Friday, November 27, 2015

Chevron Corporation Might Be In Trouble Due To Declining Crude Oil Prices

Due to the reducing crude oil prices, which are highly unlikely to hike up, might cause Chevron to opt for internal financing.

In a year, Chevron Corporation has fallen by at least 25% and it continues to fall further as the crude oil prices remain in a downtrend. For the longest time, the second largest United States based company in oil and gas has been known as the ‘dividend machine’ but considering the current scenario, it is debatable to call it such.
Along with being called the Dividend machine, the dividend for the oil and gas organization has constantly risen in the last 28 years. For all the years, that Chevron has been considered oil and gas giant because of its robust dividend was majorly due to the prices of crude oil.
The major reason for the company to keep increasing its dividends as per barrel range was the trade from $110 to $115. Since the price of crude oil has decreased, the scenario is likely to change.

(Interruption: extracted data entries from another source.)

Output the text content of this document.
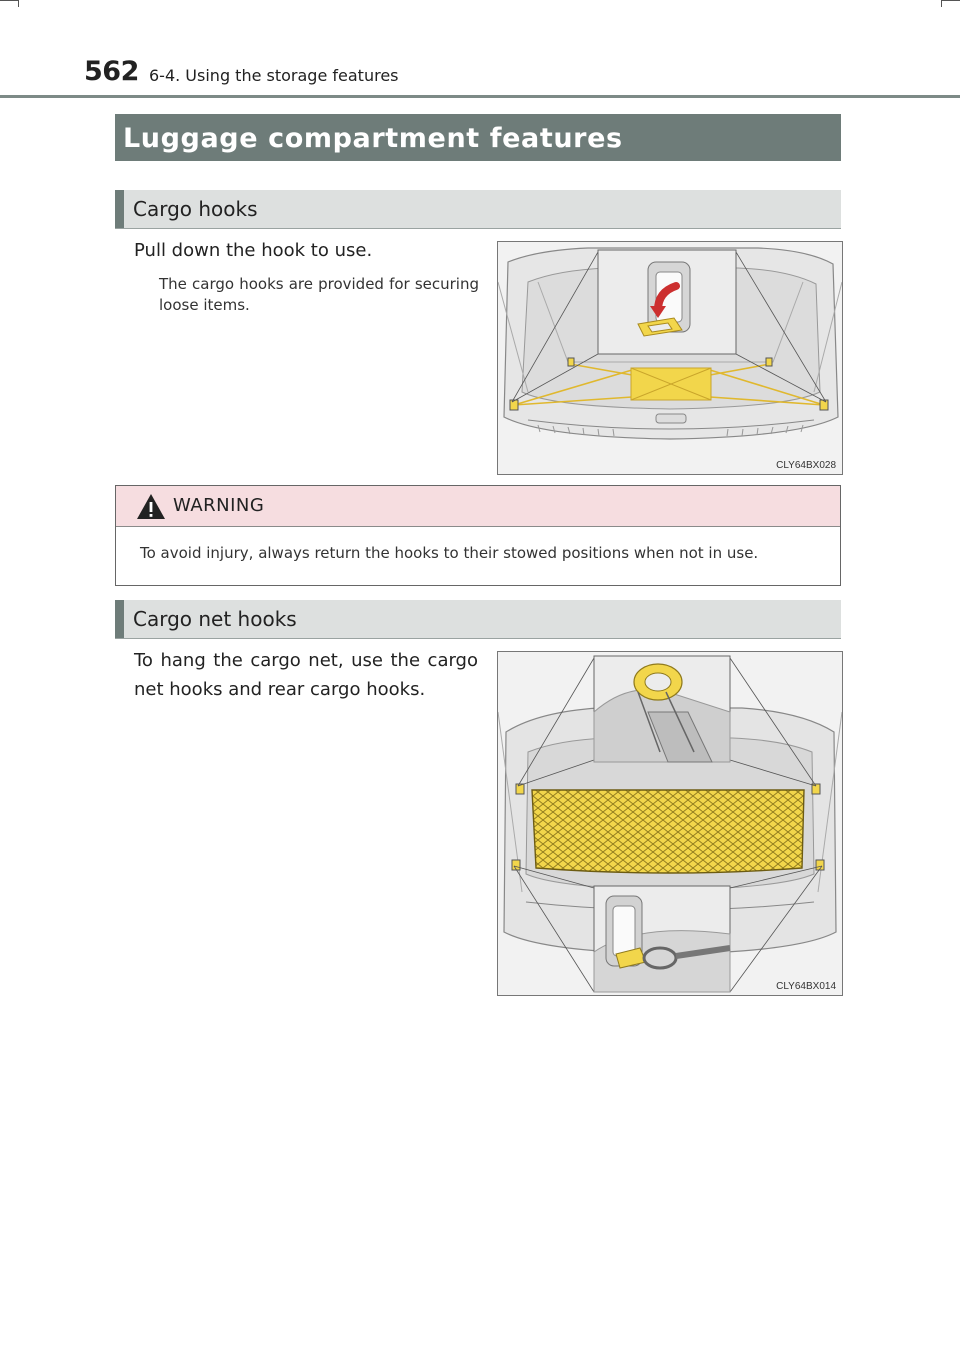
562 6-4. Using the storage features
Luggage compartment features
Cargo hooks
Pull down the hook to use.
The cargo hooks are provided for securing loose items.
CLY64BX028
WARNING
To avoid injury, always return the hooks to their stowed positions when not in use.
Cargo net hooks
To hang the cargo net, use the cargo net hooks and rear cargo hooks.
CLY64BX014
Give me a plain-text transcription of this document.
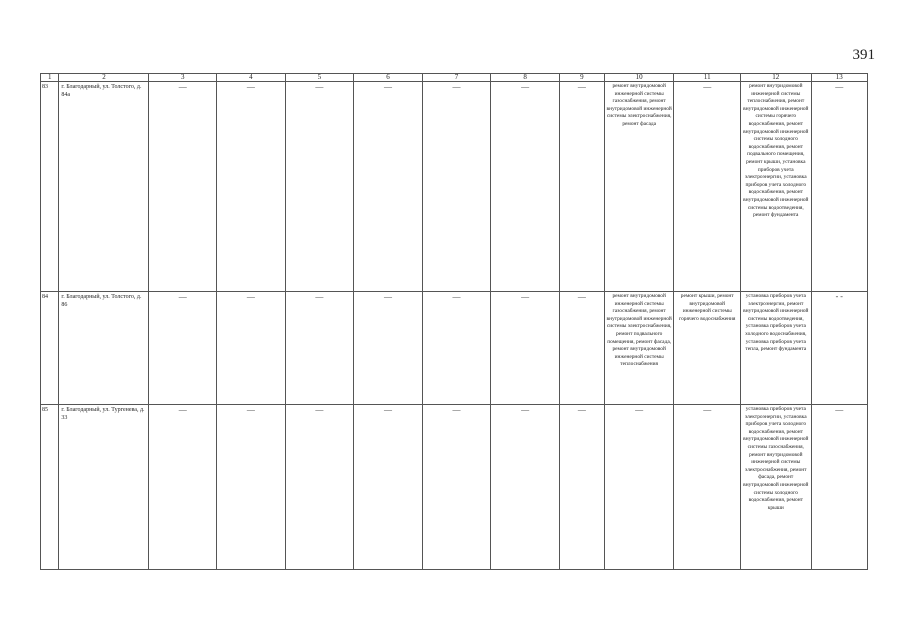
391
1	2	3	4	5	6	7	8	9	10	11	12	13
83	г. Благодарный, ул. Толстого, д. 84а	—	—	—	—	—	—	—	ремонт внутридомовой инженерной системы газоснабжения, ремонт внутридомовой инженерной системы электроснабжения, ремонт фасада	—	ремонт внутридомовой инженерной системы теплоснабжения, ремонт внутридомовой инженерной системы горячего водоснабжения, ремонт внутридомовой инженерной системы холодного водоснабжения, ремонт подвального помещения, ремонт крыши, установка приборов учета электроэнергии, установка приборов учета холодного водоснабжения, ремонт внутридомовой инженерной системы водоотведения, ремонт фундамента	—
84	г. Благодарный, ул. Толстого, д. 86	—	—	—	—	—	—	—	ремонт внутридомовой инженерной системы газоснабжения, ремонт внутридомовой инженерной системы электроснабжения, ремонт подвального помещения, ремонт фасада, ремонт внутридомовой инженерной системы теплоснабжения	ремонт крыши, ремонт внутридомовой инженерной системы горячего водоснабжения	установка приборов учета электроэнергии, ремонт внутридомовой инженерной системы водоотведения, установка приборов учета холодного водоснабжения, установка приборов учета тепла, ремонт фундамента	- -
85	г. Благодарный, ул. Тургенева, д. 33	—	—	—	—	—	—	—	—	—	установка приборов учета электроэнергии, установка приборов учета холодного водоснабжения, ремонт внутридомовой инженерной системы газоснабжения, ремонт внутридомовой инженерной системы электроснабжения, ремонт фасада, ремонт внутридомовой инженерной системы холодного водоснабжения, ремонт крыши	—
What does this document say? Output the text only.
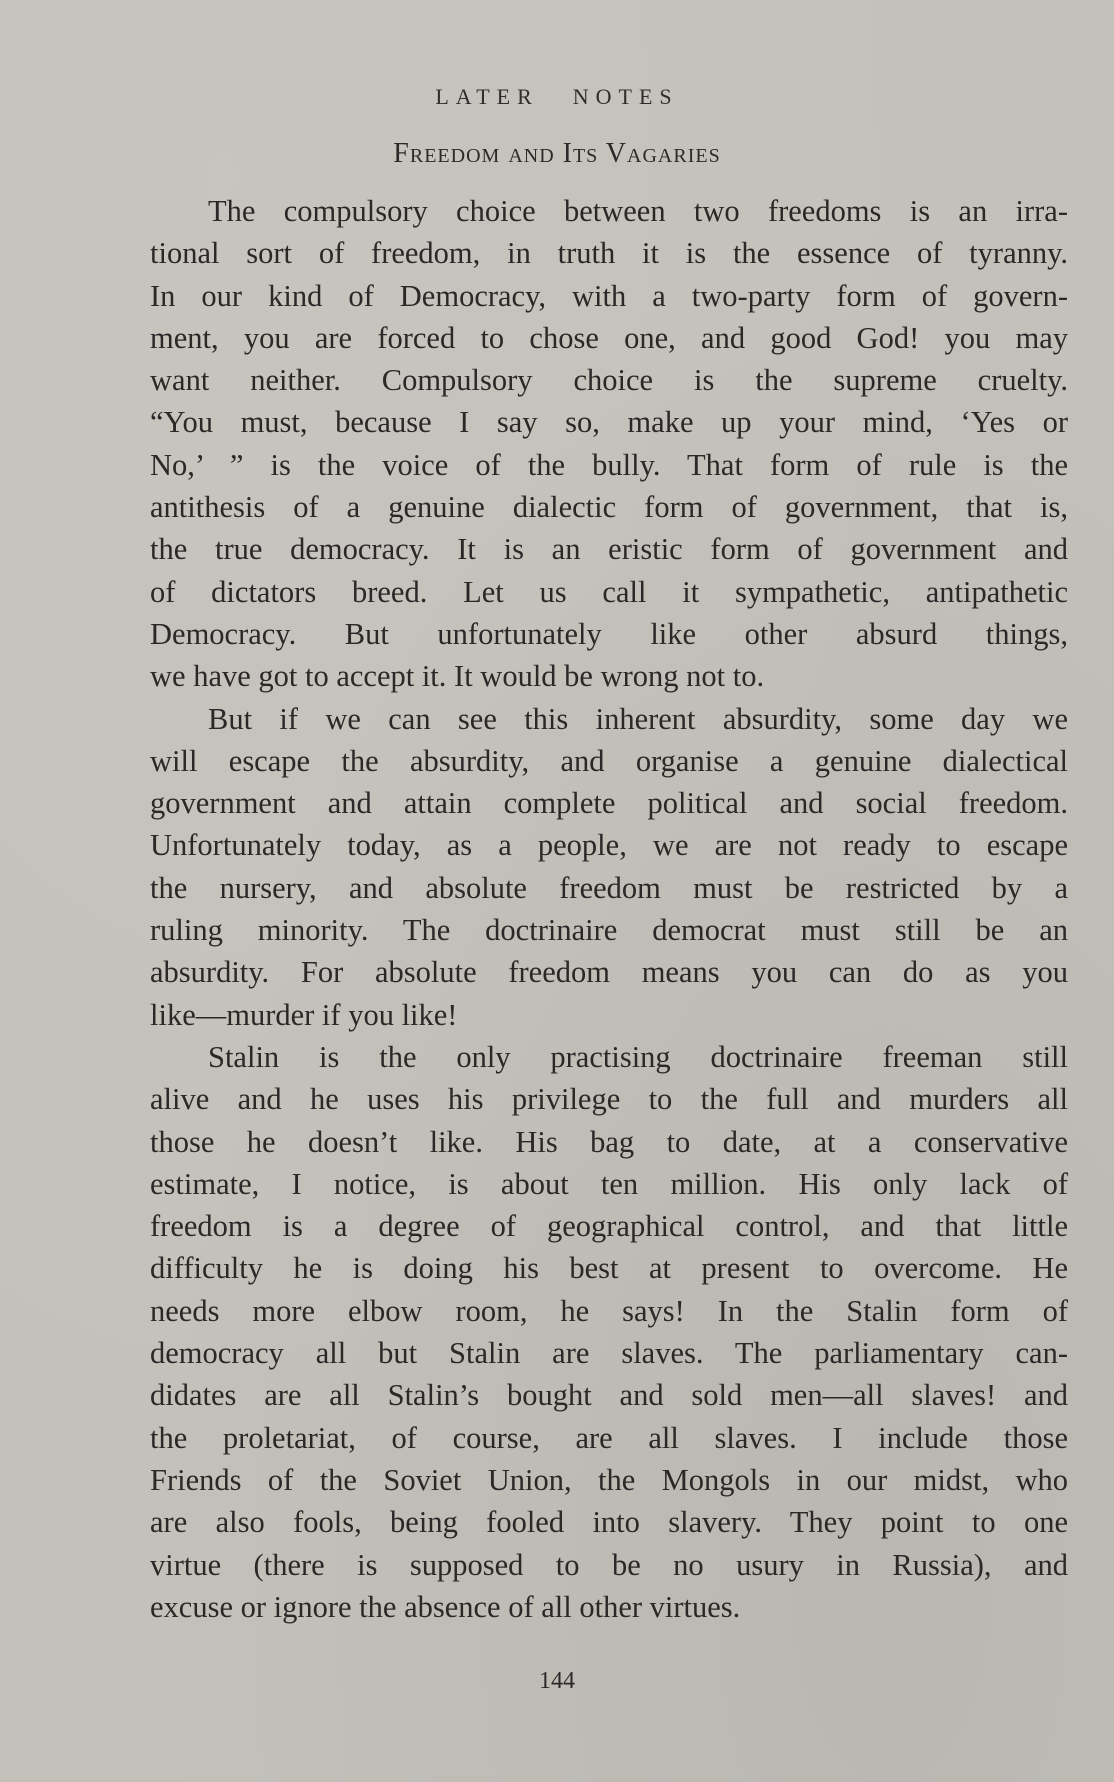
LATER NOTES
Freedom and Its Vagaries
The compulsory choice between two freedoms is an irra-
tional sort of freedom, in truth it is the essence of tyranny.
In our kind of Democracy, with a two-party form of govern-
ment, you are forced to chose one, and good God! you may
want neither. Compulsory choice is the supreme cruelty.
“You must, because I say so, make up your mind, ‘Yes or
No,’ ” is the voice of the bully. That form of rule is the
antithesis of a genuine dialectic form of government, that is,
the true democracy. It is an eristic form of government and
of dictators breed. Let us call it sympathetic, antipathetic
Democracy. But unfortunately like other absurd things,
we have got to accept it. It would be wrong not to.
But if we can see this inherent absurdity, some day we
will escape the absurdity, and organise a genuine dialectical
government and attain complete political and social freedom.
Unfortunately today, as a people, we are not ready to escape
the nursery, and absolute freedom must be restricted by a
ruling minority. The doctrinaire democrat must still be an
absurdity. For absolute freedom means you can do as you
like—murder if you like!
Stalin is the only practising doctrinaire freeman still
alive and he uses his privilege to the full and murders all
those he doesn’t like. His bag to date, at a conservative
estimate, I notice, is about ten million. His only lack of
freedom is a degree of geographical control, and that little
difficulty he is doing his best at present to overcome. He
needs more elbow room, he says! In the Stalin form of
democracy all but Stalin are slaves. The parliamentary can-
didates are all Stalin’s bought and sold men—all slaves! and
the proletariat, of course, are all slaves. I include those
Friends of the Soviet Union, the Mongols in our midst, who
are also fools, being fooled into slavery. They point to one
virtue (there is supposed to be no usury in Russia), and
excuse or ignore the absence of all other virtues.
144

Since June 2014, the crude oil prices have fallen by as much as 50%.
Due to these falling crude oil prices, the corporation’s liquidity position is being threatened along with leaving the investors confused. Stockholders now are concerned with whether to conserve more in cash but that will ultimately reduce dividends. In a last 52 week, Chevron’s stock has fallen almost 25%. The Free Cash Flow of the corporation has been in red for the past five quarters.
The stock experts at The Street have predicted that the negative Free Cash Flow of the company would likely increase in the fourth quarter of the current fiscal year. Another option for it would be to take loans in order to pay dividends but threats and problems might arise in the future because of borrowing money.
Additionally, according to news, the United States Federal Reserve is also expected to increase the interest rates. An increase in the interest rate would ultimately cause the US dollar to hike up due to which debt servicing could become expensive. However, in the past one year, the debt has increased by 39%. Furthermore, in terms of remedies, the Chevron can even look at its own asset sales, cutting costs via reducing its capital expenditures and downsizing employees.
As mentioned in the company’s earnings report for the third quarter, Chevron stated that it would keep the capital expenditures at a price of $25 billion to $28 billion, which is a decline of 25% in comparison to the same quarter last year. In the year 2017 and 2018, the capital expenditure of the oil and gas giant is estimated to be $20 - $24 billion.